I’ve always hated Bluetooth headsets – I don’t like walking around with a thing clipped to my ear like an extra in a Star Trek movie – but the one I was wearing was nonstandard. It was one of Merlin’s government-grade miniature earbuds. Roger’d never noticed it.
“There we go,” I said, this time to Roger. I smiled, held up the BlackBerry. “The cool thing about the RaptorCard,” I said, “is how easy it is to build in a backdoor, if you know what you’re doing. Every single transaction you made, it sent me a copy. Right here.”
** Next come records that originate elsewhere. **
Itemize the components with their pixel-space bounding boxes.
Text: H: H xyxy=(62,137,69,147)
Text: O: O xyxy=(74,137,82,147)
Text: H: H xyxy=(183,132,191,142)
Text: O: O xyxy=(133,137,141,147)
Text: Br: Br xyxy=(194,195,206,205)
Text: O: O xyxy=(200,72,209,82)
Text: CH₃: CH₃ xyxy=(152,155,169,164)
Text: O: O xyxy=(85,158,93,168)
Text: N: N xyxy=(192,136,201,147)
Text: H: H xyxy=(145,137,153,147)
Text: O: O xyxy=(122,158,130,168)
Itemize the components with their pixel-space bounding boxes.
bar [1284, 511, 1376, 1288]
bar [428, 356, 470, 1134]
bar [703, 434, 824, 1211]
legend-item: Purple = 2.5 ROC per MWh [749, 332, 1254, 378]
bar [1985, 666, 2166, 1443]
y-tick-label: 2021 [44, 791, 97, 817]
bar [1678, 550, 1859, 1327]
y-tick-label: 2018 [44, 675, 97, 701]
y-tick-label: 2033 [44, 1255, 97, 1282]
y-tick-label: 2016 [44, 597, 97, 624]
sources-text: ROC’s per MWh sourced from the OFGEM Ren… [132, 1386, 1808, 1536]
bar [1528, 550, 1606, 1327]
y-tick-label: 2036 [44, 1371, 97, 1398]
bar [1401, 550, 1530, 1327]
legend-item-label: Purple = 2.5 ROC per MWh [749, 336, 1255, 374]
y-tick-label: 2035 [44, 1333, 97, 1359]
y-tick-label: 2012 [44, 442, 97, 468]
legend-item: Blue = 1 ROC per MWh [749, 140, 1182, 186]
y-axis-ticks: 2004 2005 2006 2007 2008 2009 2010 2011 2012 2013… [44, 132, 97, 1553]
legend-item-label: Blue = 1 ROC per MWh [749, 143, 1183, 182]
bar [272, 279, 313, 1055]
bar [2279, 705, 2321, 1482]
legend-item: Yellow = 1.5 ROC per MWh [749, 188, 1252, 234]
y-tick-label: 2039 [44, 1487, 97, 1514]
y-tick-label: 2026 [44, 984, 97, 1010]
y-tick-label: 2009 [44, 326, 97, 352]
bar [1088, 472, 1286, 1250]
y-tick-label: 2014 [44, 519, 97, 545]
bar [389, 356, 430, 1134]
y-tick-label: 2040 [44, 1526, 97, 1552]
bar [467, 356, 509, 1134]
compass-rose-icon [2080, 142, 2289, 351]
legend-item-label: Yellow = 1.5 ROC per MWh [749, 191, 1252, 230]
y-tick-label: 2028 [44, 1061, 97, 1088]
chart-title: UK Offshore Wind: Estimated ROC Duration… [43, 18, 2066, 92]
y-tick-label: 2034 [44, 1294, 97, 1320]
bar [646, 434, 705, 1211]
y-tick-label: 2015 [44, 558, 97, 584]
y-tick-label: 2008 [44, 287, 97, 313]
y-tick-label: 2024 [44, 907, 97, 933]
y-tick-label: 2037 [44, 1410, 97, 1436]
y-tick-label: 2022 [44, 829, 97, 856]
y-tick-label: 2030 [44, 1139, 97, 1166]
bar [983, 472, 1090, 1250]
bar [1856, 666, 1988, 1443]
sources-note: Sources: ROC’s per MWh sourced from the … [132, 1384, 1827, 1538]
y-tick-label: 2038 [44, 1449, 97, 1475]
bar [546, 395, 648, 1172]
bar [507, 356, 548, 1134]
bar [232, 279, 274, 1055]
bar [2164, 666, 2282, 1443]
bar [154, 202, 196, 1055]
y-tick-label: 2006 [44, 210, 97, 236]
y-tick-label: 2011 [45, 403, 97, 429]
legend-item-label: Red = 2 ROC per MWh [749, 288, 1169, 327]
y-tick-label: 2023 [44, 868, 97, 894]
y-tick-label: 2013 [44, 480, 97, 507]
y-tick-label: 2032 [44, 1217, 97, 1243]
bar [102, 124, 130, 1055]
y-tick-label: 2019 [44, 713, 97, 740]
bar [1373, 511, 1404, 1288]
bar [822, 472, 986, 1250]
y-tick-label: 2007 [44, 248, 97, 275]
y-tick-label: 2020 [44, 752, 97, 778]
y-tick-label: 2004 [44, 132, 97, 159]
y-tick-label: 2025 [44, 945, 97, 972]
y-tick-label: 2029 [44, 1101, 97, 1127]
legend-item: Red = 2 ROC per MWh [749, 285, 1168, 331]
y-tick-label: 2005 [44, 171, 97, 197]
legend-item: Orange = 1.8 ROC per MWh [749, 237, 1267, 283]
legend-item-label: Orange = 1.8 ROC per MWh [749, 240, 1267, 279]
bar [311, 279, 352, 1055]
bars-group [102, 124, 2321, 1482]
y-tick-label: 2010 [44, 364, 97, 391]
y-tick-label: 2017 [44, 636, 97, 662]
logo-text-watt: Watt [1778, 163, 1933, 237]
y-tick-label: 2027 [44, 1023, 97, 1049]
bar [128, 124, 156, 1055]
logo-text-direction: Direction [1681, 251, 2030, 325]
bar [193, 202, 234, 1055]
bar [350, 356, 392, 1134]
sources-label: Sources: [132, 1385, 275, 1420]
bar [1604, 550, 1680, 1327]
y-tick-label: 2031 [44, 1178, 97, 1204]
Roger didn’t seem to know how to react. I could see the skepticism mixed with anxiety. “Yeah,” he said. “Like you know what you’re doing.”
“Oh, not me,” I admitted. “But one of my colleagues. Comes in handy to have friends sometimes. Now, watch closely. Nothing up my sleeve.”
“What do you think you’re doing?” A tendril of panic had entered his voice. Slowly he came around to my side of his desk. “What’s this all about? Because I did what you were too much of a candy ass to do?”
“Shhh,” I said. “Never interrupt a magician in midact. And now–”
“You understand that I fully intend to share this with you, right?”
“–Watch as I click this ordinary-looking button on this very ordinary-looking BlackBerry, and your entire digital trail is sent, by the magic of the Internet, to FinCen. The U.S. Treasury’s financial-crimes enforcement network–”
Roger leapt at me. “You’re a Heller !” he thundered. “ This is the life we were meant to have! ”
I sidestepped his lunge.
“And… abracadabra!”
With an unnecessarily theatrical flourish, I clicked the send button.